Abstract

Speculation about the new millennium has tended to stress a positive future, fuelled by economic prosperity and the Internet revolution. If it has expressed a note of concern, it has, above all, been about the inequality that is accompanying globalization and the prospect of this increasing. The perceptive Financial Times correspondent Martin Wolf wrote in one of his final columns of the last century that if there is one thing he would most wish to see in the future it would be the reduction in global inequality.1 There is, however, one wish that is, arguably, even greater than that, and which takes precedence over all others, namely peace. The dangers of war, and the need to think clearly about them, have not disappeared from the world horizon.
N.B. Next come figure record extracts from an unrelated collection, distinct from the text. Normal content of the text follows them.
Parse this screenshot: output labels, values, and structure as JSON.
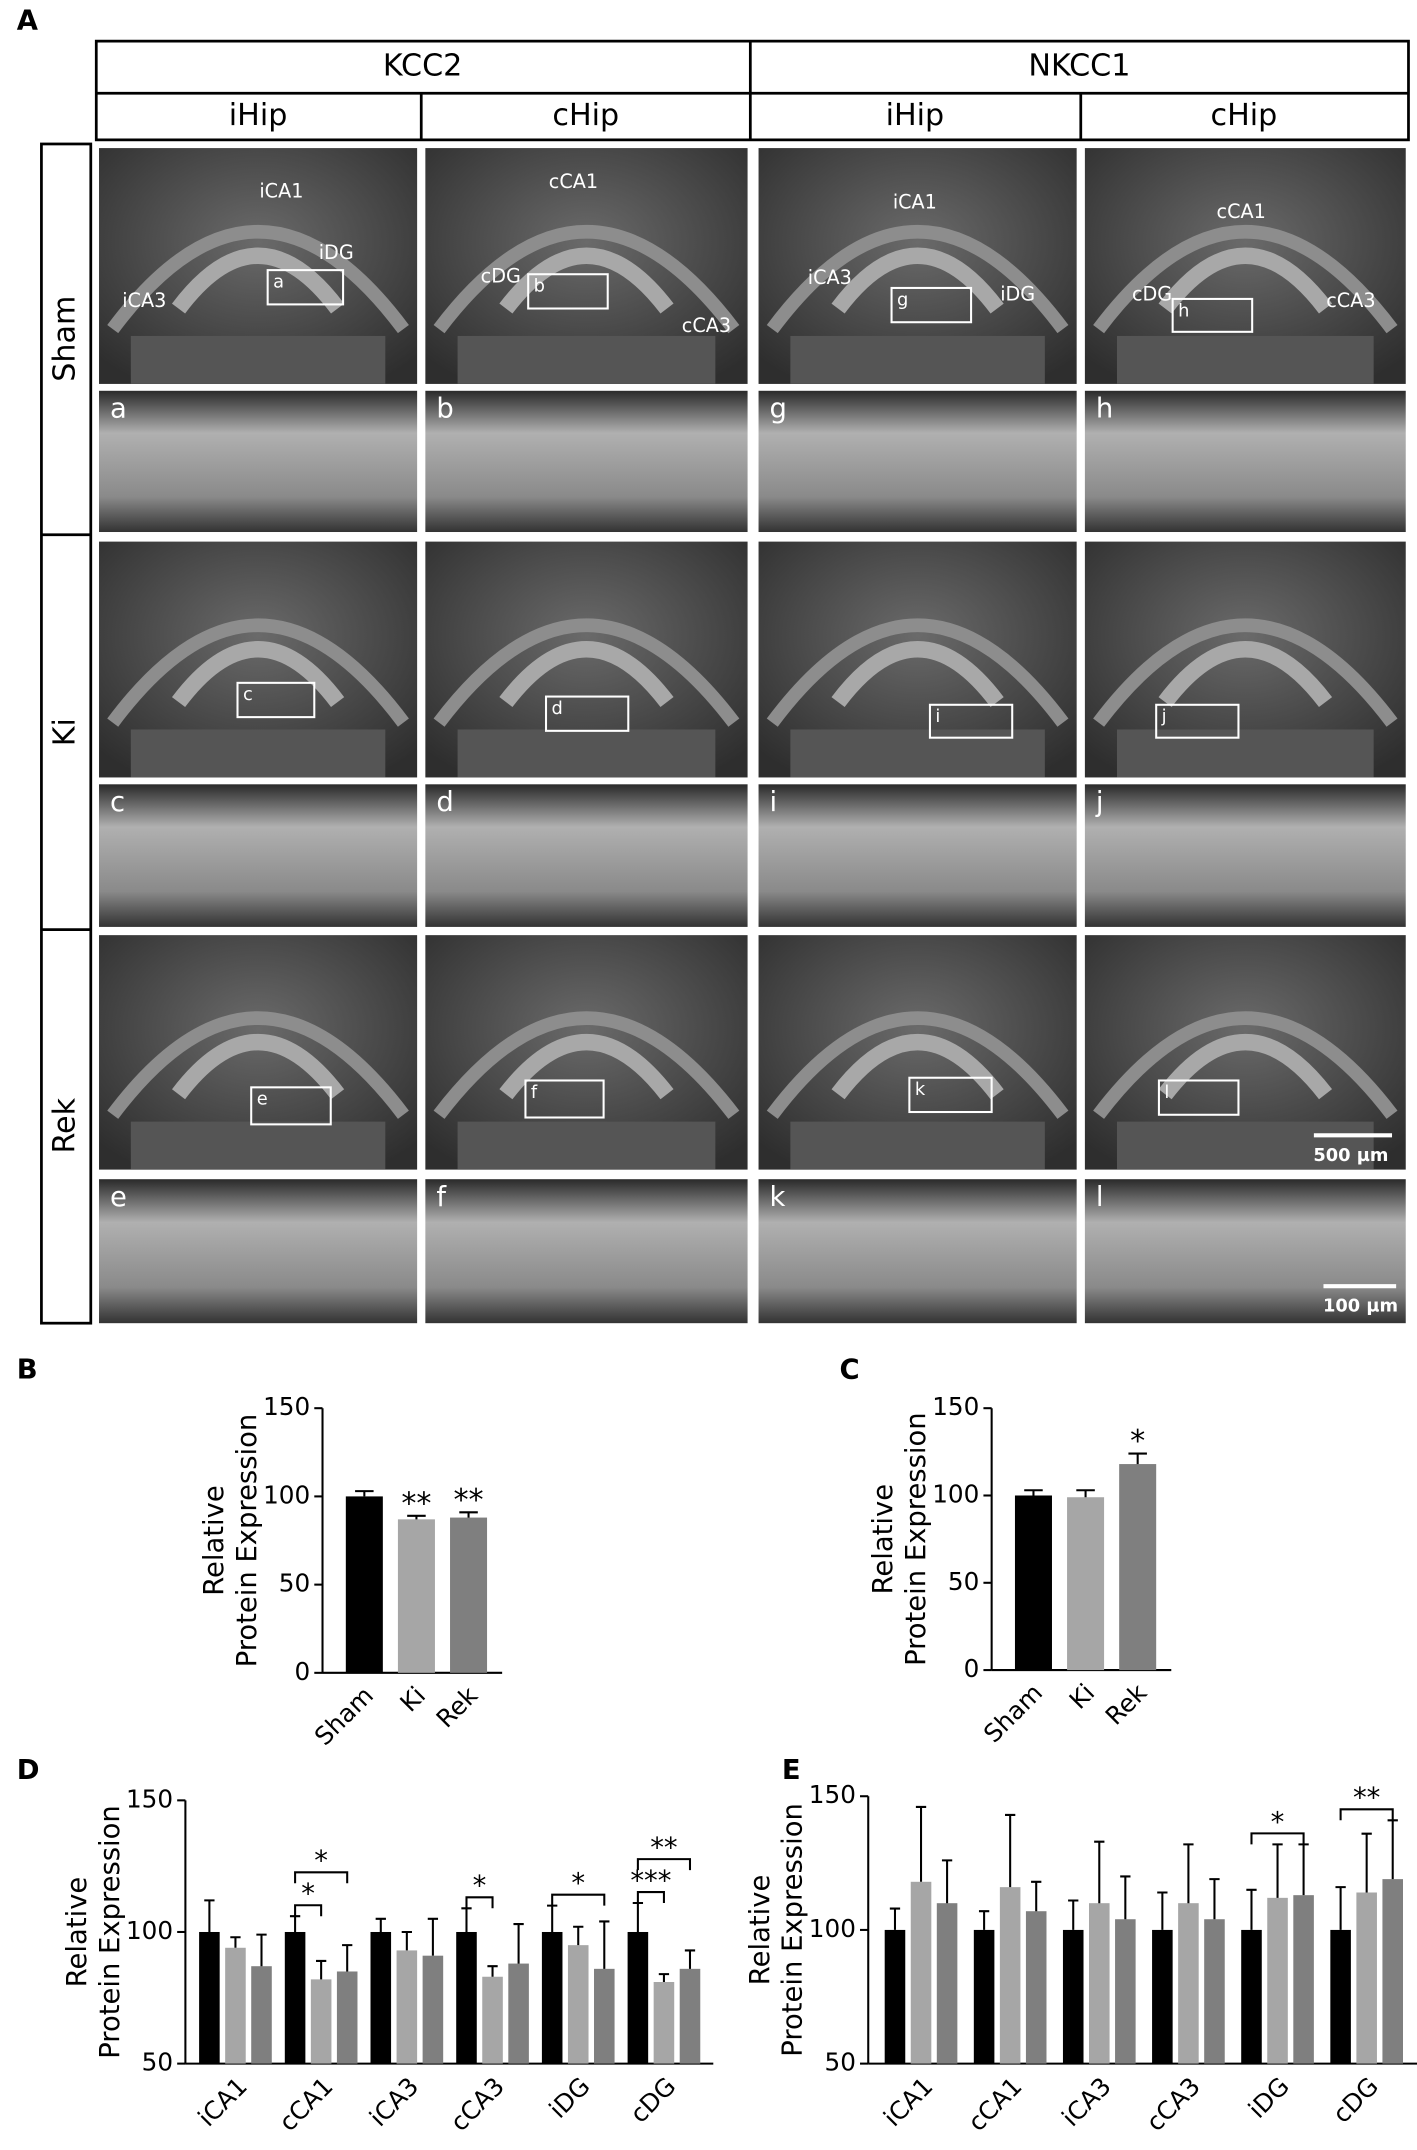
{
  "panel_a": {
    "label": "A",
    "columns": [
      "KCC2",
      "NKCC1"
    ],
    "subcolumns": [
      "iHip",
      "cHip",
      "iHip",
      "cHip"
    ],
    "rows": [
      "Sham",
      "Ki",
      "Rek"
    ],
    "region_labels": [
      [
        "iCA1",
        "iDG",
        "iCA3"
      ],
      [
        "cCA1",
        "cDG",
        "cCA3"
      ],
      [
        "iCA1",
        "iCA3",
        "iDG"
      ],
      [
        "cCA1",
        "cDG",
        "cCA3"
      ]
    ],
    "insets": [
      "a",
      "b",
      "g",
      "h",
      "c",
      "d",
      "i",
      "j",
      "e",
      "f",
      "k",
      "l"
    ],
    "scale_bars": [
      "500 µm",
      "100 µm"
    ]
  },
  "chart_data": [
    {
      "type": "bar",
      "panel_label": "B",
      "y_label": [
        "Relative",
        "Protein Expression"
      ],
      "categories": [
        "Sham",
        "Ki",
        "Rek"
      ],
      "values": [
        100,
        87,
        88
      ],
      "errors": [
        3,
        2,
        3
      ],
      "colors": [
        "#000000",
        "#a6a6a6",
        "#7f7f7f"
      ],
      "ylim": [
        0,
        150
      ],
      "yticks": [
        0,
        50,
        100,
        150
      ],
      "annotations": [
        {
          "text": "**",
          "category": 1
        },
        {
          "text": "**",
          "category": 2
        }
      ]
    },
    {
      "type": "bar",
      "panel_label": "C",
      "y_label": [
        "Relative",
        "Protein Expression"
      ],
      "categories": [
        "Sham",
        "Ki",
        "Rek"
      ],
      "values": [
        100,
        99,
        118
      ],
      "errors": [
        3,
        4,
        6
      ],
      "colors": [
        "#000000",
        "#a6a6a6",
        "#7f7f7f"
      ],
      "ylim": [
        0,
        150
      ],
      "yticks": [
        0,
        50,
        100,
        150
      ],
      "annotations": [
        {
          "text": "*",
          "category": 2
        }
      ]
    },
    {
      "type": "grouped_bar",
      "panel_label": "D",
      "y_label": [
        "Relative",
        "Protein Expression"
      ],
      "categories": [
        "iCA1",
        "cCA1",
        "iCA3",
        "cCA3",
        "iDG",
        "cDG"
      ],
      "series": [
        {
          "color": "#000000",
          "values": [
            100,
            100,
            100,
            100,
            100,
            100
          ],
          "errors": [
            12,
            6,
            5,
            9,
            10,
            11
          ]
        },
        {
          "color": "#a6a6a6",
          "values": [
            94,
            82,
            93,
            83,
            95,
            81
          ],
          "errors": [
            4,
            7,
            7,
            4,
            7,
            3
          ]
        },
        {
          "color": "#7f7f7f",
          "values": [
            87,
            85,
            91,
            88,
            86,
            86
          ],
          "errors": [
            12,
            10,
            14,
            15,
            18,
            7
          ]
        }
      ],
      "ylim": [
        50,
        150
      ],
      "yticks": [
        50,
        100,
        150
      ],
      "annotations": [
        {
          "text": "*",
          "category": 1,
          "between": [
            0,
            1
          ]
        },
        {
          "text": "*",
          "category": 1,
          "between": [
            0,
            2
          ]
        },
        {
          "text": "*",
          "category": 3,
          "between": [
            0,
            1
          ]
        },
        {
          "text": "*",
          "category": 4,
          "between": [
            0,
            2
          ]
        },
        {
          "text": "***",
          "category": 5,
          "between": [
            0,
            1
          ]
        },
        {
          "text": "**",
          "category": 5,
          "between": [
            0,
            2
          ]
        }
      ]
    },
    {
      "type": "grouped_bar",
      "panel_label": "E",
      "y_label": [
        "Relative",
        "Protein Expression"
      ],
      "categories": [
        "iCA1",
        "cCA1",
        "iCA3",
        "cCA3",
        "iDG",
        "cDG"
      ],
      "series": [
        {
          "color": "#000000",
          "values": [
            100,
            100,
            100,
            100,
            100,
            100
          ],
          "errors": [
            8,
            7,
            11,
            14,
            15,
            16
          ]
        },
        {
          "color": "#a6a6a6",
          "values": [
            118,
            116,
            110,
            110,
            112,
            114
          ],
          "errors": [
            28,
            27,
            23,
            22,
            20,
            22
          ]
        },
        {
          "color": "#7f7f7f",
          "values": [
            110,
            107,
            104,
            104,
            113,
            119
          ],
          "errors": [
            16,
            11,
            16,
            15,
            19,
            22
          ]
        }
      ],
      "ylim": [
        50,
        150
      ],
      "yticks": [
        50,
        100,
        150
      ],
      "annotations": [
        {
          "text": "*",
          "category": 4,
          "between": [
            0,
            2
          ]
        },
        {
          "text": "**",
          "category": 5,
          "between": [
            0,
            2
          ]
        }
      ]
    }
  ]
}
The world may be living on the edge of a new peaceful, globalized era without, at least, major conflicts between developed states. It may, however, be living in an ‘Interregnum’, a time when the dangers of war have receded, only to return later. The twentieth century has, among other perils, bequeathed to the twenty-first thousands of nuclear warheads, the means to deliver them, and the anxieties to continue deploying them. Outside the developed world, conflict, and preparation for it, continues and this may, in various ways, affect the developed world itself. A generation hence observers may look back contemptuously at the contemporary world as living in a fool’s paradise, neglecting the causes of subsequent conflict and destruction. Carl von Clausewitz talked, rightly, of the ‘fog of war’ but it is also peace, with the complacency it generates and the hidden dangers it incubates, which generates its own fog of illusions, perhaps never more so than today.